Last week, Block — the company behind Square, Cash App, and a dozen other products — announced that it was cutting nearly half of its workforce. Over 4,000 people, gone. Jack Dorsey's reasoning was blunt: AI makes it possible to operate with smaller, highly talented teams, and he'd rather make the cut all at once than bleed it out over years.
The stock jumped 24%.
Dorsey's shareholder letter announcing Block's restructuring is worth reading in full. Whether you agree with the move or not, it's one of the clearest articulations of how a CEO is thinking about AI's impact on organizational structure. His prediction that "the majority of companies will reach the same conclusion within the next year" is bold, and he's made a difficult choice that demonstrates his conviction.
I don't know if Block's bet is the right one. I'm not close enough to their business to judge whether cutting 40% of their people in one move is bold leadership or reckless overreach. But I do know that Block isn't an isolated case. Pinterest, CrowdStrike, Chegg — the list of companies directly attributing layoffs to AI continues to grow. Something structural is happening, and we'd be foolish to ignore it.
Like it or not, the market is rebalancing as we enter a period of change, disruption, and unpredictability. My gut is that we're in for a handful of years of aggressive back-and-forth corrections as companies try to figure out what their workforce should actually look like in a world with highly capable, accessible, and increasingly powerful AI. As a result, we should be bracing ourselves for that future.
Even if we take Block's argument at face value — that they can continue operations with 6,000 people instead of 10,000 — I'd wager that they'll need to scale talent back up, but it won't be with the same roles.
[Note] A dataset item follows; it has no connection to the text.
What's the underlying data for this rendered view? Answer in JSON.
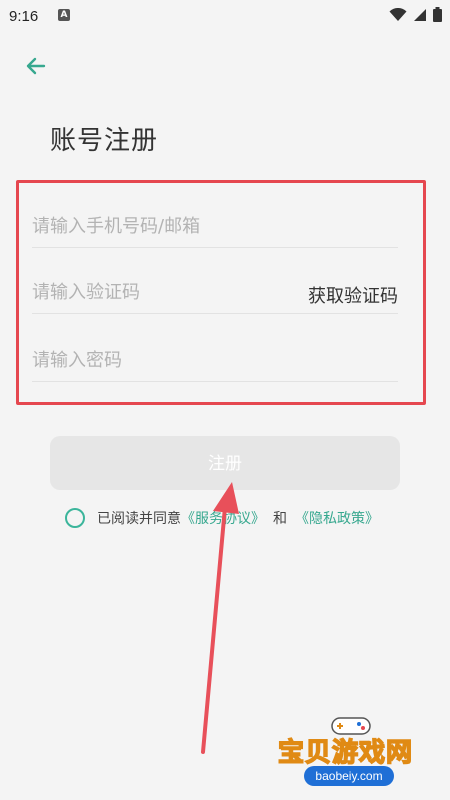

They'll be hiring for entirely new positions — AI-first roles that didn't exist in a pre-AI world. Think AI operations managers, human-AI workflow designers, AI quality assurance specialists, and roles we haven't even discovered yet.
Whether you're a developer, a project manager, a designer, or a CTO, the question isn't if your role is impacted by AI — it's how. And the follow-up question is even more important: how do I take advantage of it?
I've been thinking about this a lot, both for myself and for the teams I work with. The people who will thrive in this next chapter are the ones who are willing to be honest, curious, and brave. I'd challenge all of my readers to ask some difficult questions:
- Are there responsibilities of mine that could be handled entirely by AI, and how much whitespace does that create for me in my day-to-day? How can I leverage that whitespace to make myself more valuable to my business?
- Are there responsibilities of mine that will be turbocharged by AI, and what does that boost mean in terms of my productivity?
- Are there major opportunities for me to contribute in new and exciting ways that were impossible or impractical prior to AI, and how can I quickly harness that value?
- What parts of my job are resilient to AI disruption -- judgement, business context, relationships, creativity, empathy -- and how can I lean in to maximize the human value that I bring to my employer?
The temptation is to dig in our heels. To insist that the way we've always done things is the way we'll keep doing them. I understand that impulse — it's human. But it's also dangerous. Those who choose to adapt, to rethink their jobs in a post-AI context, will rise to the top. Those who don't will find themselves on the wrong side of that swinging pendulum.
We're in for a challenging few years. But challenging doesn't mean hopeless — it means interesting. Stay curious, inquisitive, and fearless — the future is as exciting as you make it.